Two recent cases on racial, religious and ethnic origin harassment speak to how far we have come and how far we have yet to go.
In May v. Chrysler Group, a U.S. Court of Appeals case originating in Utah, there was very serious ethnic origin and religious (anti-Semitic) harassment over a prolonged period of time. This case demonstrates that serious racist threats and hatred still permeate some workplaces. The court found that the employer’s response was “shockingly thin as measured against the gravity” of the harassment. The decision is a good primer on an employer’s duty to respond to anonymous harassment and step up that response when initial efforts are unsuccessful.

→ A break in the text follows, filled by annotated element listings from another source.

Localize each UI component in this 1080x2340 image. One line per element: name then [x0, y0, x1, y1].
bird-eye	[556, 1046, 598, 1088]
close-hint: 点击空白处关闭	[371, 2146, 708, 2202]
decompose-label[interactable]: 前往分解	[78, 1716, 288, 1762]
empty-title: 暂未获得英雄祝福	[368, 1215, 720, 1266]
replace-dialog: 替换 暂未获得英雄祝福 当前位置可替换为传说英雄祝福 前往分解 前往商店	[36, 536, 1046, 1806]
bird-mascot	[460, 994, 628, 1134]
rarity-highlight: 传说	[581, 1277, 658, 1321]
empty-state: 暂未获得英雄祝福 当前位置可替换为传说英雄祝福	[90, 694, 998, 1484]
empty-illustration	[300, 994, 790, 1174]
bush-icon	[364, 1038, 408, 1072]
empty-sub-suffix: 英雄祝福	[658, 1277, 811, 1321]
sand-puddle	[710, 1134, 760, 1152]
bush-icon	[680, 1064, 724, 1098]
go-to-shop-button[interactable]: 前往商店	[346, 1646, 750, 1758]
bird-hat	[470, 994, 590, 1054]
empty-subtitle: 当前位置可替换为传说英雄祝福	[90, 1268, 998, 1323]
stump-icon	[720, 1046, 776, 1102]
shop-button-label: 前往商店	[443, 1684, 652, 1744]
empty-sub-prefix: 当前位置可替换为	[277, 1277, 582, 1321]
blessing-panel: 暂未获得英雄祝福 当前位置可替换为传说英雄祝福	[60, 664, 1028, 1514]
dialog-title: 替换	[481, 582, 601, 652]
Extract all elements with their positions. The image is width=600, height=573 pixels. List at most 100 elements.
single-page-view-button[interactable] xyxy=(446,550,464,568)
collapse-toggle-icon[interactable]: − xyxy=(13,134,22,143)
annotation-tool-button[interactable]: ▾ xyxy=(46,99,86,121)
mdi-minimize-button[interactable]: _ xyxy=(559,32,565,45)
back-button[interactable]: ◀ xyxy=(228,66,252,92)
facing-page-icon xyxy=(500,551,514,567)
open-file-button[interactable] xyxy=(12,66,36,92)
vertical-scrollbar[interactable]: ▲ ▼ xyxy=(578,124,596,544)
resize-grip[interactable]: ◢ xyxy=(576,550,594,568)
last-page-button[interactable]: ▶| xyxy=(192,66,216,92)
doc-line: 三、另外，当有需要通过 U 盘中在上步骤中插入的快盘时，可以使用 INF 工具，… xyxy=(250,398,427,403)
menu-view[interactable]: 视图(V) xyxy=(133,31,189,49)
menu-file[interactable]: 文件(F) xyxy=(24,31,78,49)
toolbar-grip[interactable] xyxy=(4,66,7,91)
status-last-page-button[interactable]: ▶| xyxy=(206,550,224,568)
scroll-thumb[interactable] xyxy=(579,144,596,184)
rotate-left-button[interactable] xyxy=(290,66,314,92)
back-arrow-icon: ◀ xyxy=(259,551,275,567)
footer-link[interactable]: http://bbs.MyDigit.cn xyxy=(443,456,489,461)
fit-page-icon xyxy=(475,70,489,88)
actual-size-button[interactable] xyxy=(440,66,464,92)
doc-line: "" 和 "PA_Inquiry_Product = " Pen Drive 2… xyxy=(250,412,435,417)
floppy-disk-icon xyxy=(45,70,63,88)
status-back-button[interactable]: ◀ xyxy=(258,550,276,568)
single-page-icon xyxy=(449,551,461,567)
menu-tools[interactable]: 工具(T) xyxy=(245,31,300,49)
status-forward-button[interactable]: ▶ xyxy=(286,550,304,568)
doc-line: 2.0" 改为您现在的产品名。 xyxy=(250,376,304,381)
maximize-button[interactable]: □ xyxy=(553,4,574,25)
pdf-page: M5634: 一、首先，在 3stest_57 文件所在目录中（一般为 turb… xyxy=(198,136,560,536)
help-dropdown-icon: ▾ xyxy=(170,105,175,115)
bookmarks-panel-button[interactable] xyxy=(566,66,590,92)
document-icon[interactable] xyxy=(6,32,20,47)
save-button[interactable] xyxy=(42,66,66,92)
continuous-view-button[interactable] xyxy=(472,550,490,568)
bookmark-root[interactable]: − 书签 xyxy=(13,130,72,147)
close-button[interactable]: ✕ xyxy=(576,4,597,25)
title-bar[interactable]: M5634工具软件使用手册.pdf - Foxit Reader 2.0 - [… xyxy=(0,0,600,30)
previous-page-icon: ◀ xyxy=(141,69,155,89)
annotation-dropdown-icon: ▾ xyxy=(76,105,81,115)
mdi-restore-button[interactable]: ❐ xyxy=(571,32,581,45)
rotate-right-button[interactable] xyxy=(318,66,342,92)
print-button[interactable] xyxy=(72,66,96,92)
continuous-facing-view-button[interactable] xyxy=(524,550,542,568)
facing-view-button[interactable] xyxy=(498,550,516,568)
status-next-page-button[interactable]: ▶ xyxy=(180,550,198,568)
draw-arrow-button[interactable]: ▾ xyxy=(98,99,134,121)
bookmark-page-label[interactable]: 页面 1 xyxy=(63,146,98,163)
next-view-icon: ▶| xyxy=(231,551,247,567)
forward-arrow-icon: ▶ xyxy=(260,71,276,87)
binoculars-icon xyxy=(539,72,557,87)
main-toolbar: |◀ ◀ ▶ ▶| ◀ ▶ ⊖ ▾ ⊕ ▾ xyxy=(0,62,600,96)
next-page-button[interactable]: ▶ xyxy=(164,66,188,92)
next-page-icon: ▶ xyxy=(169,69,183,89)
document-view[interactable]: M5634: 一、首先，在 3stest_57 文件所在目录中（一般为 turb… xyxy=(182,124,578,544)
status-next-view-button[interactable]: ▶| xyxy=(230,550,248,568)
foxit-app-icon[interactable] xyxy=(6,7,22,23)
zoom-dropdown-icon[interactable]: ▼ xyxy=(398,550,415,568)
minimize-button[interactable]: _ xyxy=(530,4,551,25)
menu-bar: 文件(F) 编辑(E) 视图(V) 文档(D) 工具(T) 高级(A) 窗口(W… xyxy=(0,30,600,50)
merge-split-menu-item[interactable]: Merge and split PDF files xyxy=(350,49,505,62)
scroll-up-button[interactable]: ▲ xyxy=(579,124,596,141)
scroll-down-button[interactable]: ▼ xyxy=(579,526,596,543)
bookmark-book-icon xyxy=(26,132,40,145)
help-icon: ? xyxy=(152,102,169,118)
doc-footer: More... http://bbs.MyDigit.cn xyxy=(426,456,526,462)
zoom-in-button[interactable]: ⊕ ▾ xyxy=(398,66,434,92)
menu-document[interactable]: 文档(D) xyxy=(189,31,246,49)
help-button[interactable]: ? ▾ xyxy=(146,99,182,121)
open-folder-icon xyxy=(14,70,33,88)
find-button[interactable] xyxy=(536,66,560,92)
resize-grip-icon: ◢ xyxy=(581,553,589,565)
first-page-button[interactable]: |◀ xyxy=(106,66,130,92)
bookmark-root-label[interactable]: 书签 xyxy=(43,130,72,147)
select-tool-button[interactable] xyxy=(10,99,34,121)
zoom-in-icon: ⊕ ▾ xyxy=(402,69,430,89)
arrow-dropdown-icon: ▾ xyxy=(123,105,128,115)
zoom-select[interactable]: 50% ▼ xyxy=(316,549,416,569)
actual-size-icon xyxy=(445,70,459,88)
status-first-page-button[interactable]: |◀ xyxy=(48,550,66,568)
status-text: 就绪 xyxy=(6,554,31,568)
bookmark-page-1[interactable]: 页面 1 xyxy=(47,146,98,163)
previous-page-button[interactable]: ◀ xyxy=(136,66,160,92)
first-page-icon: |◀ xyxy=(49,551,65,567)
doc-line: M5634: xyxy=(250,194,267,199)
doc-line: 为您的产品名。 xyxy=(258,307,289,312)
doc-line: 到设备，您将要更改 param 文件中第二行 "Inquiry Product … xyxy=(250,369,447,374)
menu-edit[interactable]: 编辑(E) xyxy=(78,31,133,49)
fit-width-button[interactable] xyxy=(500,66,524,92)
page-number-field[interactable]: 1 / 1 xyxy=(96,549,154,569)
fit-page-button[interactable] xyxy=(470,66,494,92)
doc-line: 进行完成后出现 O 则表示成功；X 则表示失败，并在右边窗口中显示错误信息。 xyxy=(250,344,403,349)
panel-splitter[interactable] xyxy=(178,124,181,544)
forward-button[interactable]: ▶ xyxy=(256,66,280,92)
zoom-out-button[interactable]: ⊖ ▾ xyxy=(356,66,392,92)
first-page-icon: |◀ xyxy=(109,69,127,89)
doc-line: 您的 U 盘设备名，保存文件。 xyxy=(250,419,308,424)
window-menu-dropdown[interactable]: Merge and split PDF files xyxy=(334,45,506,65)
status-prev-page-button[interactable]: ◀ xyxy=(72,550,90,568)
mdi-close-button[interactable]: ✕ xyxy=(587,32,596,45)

In EEOC et al. v. Holmes & Holmes Indus., Inc., a decision from the United States District Court, also from Utah (what’s up Utah?), the few African American employees were barraged with repeated use of the “N” word. The employer argued it was not unwelcome, given the rap lyrics these employees listened to. The EEOC didn’t buy that argument and found that the undisputed allegations amounted to harassment as a matter of law. It also found the Faragher/Ellreth defense was not applicable because the employer’s harassment policy directed victims of harassment to complain directly to their supervisor, even when the supervisor was the harasser. This employer was also taken to task for failing to take disciplinary action against the harasser.
Lessons learned? While workplace harassment based on race, religion and ethnic origin is unfortunately not a thing of the past – courts will take it seriously and expect employers to have proper policies and practices in effect. Any notice of harassment should be rapidly and thoroughly investigated and reasonable action to prevent further harassment should be taken.